Corrine tells him that they haven’t caught Bobby Wayne Hill yet, but they’re pretty sure Bobby Wayne won’t be that hard to round up.

“Where the hell are you?”

He tells her where he’s staying, and why.

“Damn. I think I’m going to come up there. I think this might be the best story we’ve had all year.”

“What do you mean, ‘we’? You’re retired, remember?”

She laughs.

“Reporters are like marines,” she says. “There’s no such thing as former reporters. Not the real ones anyhow.”

“So I’m just a story now? Something to hang one last byline on?”

“Aw, it’s not like that, Gray. I never thought you did it, and I didn’t do enough to help you back when I could’ve.

“But, I gotta say, this will be one hell of a story.”

He makes her promise not to come to Colesville in the middle of the night.
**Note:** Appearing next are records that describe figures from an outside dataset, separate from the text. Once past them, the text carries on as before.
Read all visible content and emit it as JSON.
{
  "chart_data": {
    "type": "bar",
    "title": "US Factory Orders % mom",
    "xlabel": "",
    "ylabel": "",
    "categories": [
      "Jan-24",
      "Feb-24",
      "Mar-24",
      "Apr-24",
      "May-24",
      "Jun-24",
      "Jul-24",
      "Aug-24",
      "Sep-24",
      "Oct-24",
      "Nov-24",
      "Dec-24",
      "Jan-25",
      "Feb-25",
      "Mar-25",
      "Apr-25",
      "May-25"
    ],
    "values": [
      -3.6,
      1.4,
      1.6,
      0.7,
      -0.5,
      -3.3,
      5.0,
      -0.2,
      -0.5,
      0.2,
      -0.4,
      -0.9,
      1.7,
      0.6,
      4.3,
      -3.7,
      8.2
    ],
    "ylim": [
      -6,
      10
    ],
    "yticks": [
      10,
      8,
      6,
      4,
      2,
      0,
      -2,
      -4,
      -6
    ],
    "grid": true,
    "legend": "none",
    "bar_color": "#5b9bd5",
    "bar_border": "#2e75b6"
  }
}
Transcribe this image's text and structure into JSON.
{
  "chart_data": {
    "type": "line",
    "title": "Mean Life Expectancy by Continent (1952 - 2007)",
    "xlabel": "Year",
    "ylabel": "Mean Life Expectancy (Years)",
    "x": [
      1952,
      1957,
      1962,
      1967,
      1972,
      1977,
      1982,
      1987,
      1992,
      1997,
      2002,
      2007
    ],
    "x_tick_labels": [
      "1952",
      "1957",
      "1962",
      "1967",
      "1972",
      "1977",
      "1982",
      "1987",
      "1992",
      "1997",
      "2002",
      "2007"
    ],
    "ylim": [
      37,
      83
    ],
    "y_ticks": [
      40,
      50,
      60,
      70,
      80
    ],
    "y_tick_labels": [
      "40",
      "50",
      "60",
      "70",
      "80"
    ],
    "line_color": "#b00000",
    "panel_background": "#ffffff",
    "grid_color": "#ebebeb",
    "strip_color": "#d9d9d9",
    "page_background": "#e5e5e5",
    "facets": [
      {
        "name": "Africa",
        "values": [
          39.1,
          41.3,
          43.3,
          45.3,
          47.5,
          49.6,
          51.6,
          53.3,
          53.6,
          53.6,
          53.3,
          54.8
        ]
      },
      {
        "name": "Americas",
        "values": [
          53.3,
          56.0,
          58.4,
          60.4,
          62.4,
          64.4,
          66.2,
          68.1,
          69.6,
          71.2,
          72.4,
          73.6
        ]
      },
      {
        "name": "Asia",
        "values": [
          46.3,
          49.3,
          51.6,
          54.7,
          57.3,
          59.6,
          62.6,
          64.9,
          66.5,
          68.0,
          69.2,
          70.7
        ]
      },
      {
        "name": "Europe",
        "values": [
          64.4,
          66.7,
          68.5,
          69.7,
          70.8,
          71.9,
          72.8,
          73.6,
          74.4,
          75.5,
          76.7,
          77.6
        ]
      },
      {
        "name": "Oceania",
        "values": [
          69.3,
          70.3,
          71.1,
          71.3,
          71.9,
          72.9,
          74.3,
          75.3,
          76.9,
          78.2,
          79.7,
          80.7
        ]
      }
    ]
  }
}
He makes one last call and tells Betsy Fordyce about his interesting morning and afternoon.

“I’m getting in the car in about fifteen minutes,” she tells him, “and I don’t want to hear any more bullshit about it. You’ve played Lone Ranger long enough.”

He tells her he loves her, something he knows he doesn’t do often enough. He asks about Josh, and Betsy tells him the boy is starting at second base for his Little League team.

“Maybe,” he tells her, “we ought to get married.”

After a short silence, she says, “Wow. Those painkillers must be something. Talk to me when they wear off.”

He gives her the name and location of the Days Inn and his room number. He warns her that he probably won’t even hear her knocking if she starts out right now and bangs on his door at two in the morning.

“Well, then, I’ll get another room and wake you up bright and early tomorrow.”

“Betsy.”

“What?”

“I’m not worth it.”

“I’ll be the judge of that.”

She hangs up and leaves Gray to a restless sleep.

When his cell phone buzzes again, he is dead to the world, only waking as the phone goes silent.

Blurry-minded, he checks the call. It’s a number he doesn’t recognize. The clock reads nine forty-five p.m.

Then the phone buzzes again.

“Yeah. Who is this?”

“You know who it is.”

Even half asleep, he recognizes the voice.